Learning PHP, MySQL, JavaScript, CSS & HTML5 (2014)

Chapter 11. Using the mysqli Extension

Now that you understand how to access a MySQL database using PHP and the procedural mysql extensions, it’s time to learn how to do this with the improved mysqli extension. This is an object-oriented system, but there is a procedural version available if you prefer, and I’ll show you how to use both.

Querying a MySQL Database with mysqli

In this chapter, I replicate a number of the previous one’s examples, but rewrite them to use mysqli. This should serve as an excellent example of how you can bring any legacy code you encounter up-to-date.

Creating a Login File

Creating a login file is no different with mysqli than before, so it will look something like Example 11-1.

Example 11-1. The login.php file

<?php // login.php

  $db_hostname = 'localhost';

  $db_database = 'publications';

  $db_username = 'username';

  $db_password = 'password';

?>

As in the previous chapter, the database we’ll be using is the one called publications, and the variables $db_username and $db_password should be set to the username and password that you have been using with MySQL.

Connecting to MySQL

With the login.php file saved, you access the database with the require_once statement, and connect to the server in the manner shown in Example 11-2.

Example 11-2. Connecting to a MySQL server with mysqli

<?php

  require_once 'login.php';

  $connection = new mysqli($db_hostname, $db_username, $db_password, $db_database);

  if ($connection->connect_error) die($connection->connect_error)

?>

This example creates a new object called $connection by calling the mysqli method with all the values retrieved from login.php. Note the improved error checking, which we achieve by referencing the $connection->connect_error property. If it is TRUE, we call the die function and display details explaining the error. The connect_error property of $connection contains a string detailing the connection error.

The $connection object will be used in the following examples to access the MySQL database.

Building and executing a query

Sending a query to MySQL from PHP with mysqli is as simple as issuing it using the query method. Example 11-3 shows you how to use it.

Example 11-3. Querying a database with mysqli

<?php

  $query  = "SELECT * FROM classics";

  $result = $connection->query($query);

  if (!$result) die($connection->error);

?>

As in Chapter 10, the variable $query is set to the query to be made, but here this value is passed to the query method of the $connection object, which returns a result that we place in the object $result. We’ve done everything we need with $connection and turn to $result to enjoy what has been returned from the connection. The $result will be FALSE if there was an error; otherwise, it will be an object that can be accessed. The error property of $connection contains a string detailing any error.

Fetching a result

Once you have an object returned in $result, you can use it to retrieve the data you want, one item at a time, using the fetch_assoc method of the object. Example 11-4 combines and extends the previous examples into a program that you can type and run yourself to retrieve these results (as depicted in Figure 11-1). I suggest that you save this script using the filename query-mysqli.php.

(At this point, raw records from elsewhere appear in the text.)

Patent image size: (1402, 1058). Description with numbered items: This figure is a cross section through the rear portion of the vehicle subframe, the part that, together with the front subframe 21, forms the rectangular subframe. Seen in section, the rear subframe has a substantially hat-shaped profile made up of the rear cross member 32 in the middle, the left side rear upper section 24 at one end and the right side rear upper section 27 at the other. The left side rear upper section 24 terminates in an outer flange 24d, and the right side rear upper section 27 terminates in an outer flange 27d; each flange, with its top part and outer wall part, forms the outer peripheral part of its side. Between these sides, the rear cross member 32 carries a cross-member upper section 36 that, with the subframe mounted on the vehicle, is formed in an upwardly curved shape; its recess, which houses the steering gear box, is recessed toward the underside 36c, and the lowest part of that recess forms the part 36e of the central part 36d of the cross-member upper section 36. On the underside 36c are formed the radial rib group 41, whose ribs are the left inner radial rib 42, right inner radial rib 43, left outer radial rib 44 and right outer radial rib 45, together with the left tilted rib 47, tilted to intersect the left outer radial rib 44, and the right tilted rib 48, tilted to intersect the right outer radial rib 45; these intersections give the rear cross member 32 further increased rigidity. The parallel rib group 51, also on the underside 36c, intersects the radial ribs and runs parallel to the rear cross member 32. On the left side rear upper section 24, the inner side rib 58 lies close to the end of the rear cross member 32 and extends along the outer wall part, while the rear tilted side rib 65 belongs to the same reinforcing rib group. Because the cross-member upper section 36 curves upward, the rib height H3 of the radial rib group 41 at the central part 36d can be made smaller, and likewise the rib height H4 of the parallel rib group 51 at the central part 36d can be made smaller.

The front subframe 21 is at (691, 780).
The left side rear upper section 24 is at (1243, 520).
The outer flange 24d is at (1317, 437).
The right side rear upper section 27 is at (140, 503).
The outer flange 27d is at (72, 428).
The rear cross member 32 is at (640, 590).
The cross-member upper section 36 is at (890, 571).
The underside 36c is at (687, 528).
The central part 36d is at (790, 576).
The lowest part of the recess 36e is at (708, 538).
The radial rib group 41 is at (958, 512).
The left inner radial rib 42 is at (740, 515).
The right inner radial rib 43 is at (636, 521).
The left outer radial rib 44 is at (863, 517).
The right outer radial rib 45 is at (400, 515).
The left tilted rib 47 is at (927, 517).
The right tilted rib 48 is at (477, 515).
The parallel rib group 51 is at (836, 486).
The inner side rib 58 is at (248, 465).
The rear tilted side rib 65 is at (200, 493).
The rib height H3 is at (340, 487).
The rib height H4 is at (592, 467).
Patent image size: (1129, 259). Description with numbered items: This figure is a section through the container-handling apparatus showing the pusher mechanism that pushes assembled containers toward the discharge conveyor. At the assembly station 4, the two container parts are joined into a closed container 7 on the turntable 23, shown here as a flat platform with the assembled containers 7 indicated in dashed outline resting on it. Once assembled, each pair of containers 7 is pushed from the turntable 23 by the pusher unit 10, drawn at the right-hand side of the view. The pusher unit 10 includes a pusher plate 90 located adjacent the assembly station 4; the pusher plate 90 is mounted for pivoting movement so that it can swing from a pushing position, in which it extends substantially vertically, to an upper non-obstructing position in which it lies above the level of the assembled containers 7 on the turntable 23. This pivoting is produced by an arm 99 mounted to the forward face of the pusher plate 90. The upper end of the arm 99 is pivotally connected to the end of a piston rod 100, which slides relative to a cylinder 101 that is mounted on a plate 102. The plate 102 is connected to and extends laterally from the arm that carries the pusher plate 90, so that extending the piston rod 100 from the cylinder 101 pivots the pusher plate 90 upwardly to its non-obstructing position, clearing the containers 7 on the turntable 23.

Example 11-4. Fetching results with mysqli, one cell at a time

<?php // query-mysqli.php

  require_once 'login.php';

  $connection =

    new mysqli($db_hostname, $db_username, $db_password, $db_database);

  if ($connection->connect_error) die($connection->connect_error)

  $query  = "SELECT * FROM classics";

  $result = $connection->query($query);

  if (!$result) die($connection->error);

  $rows = $result->num_rows;

  for ($j = 0 ; $j < $rows ; ++$j)

  {

    $result->data_seek($j);

    echo 'Author: '   . $result->fetch_assoc()['author']   . '<br>';

    $result->data_seek($j);

    echo 'Title: '    . $result->fetch_assoc()['title']    . '<br>';

    $result->data_seek($j);

    echo 'Category: ' . $result->fetch_assoc()['category'] . '<br>';

    $result->data_seek($j);

    echo 'Year: '     . $result->fetch_assoc()['year']     . '<br>';

    $result->data_seek($j);

    echo 'ISBN: '     . $result->fetch_assoc()['isbn']     . '<br><br>';

  }

  $result->close();

  $connection->close();

?>

Here, to seek to the correct row each time around the loop, we call the data_seek method of $result before fetching each item of data. Then we call the fetch_assoc method to retrieve the value stored in each cell, and output the result using echo commands.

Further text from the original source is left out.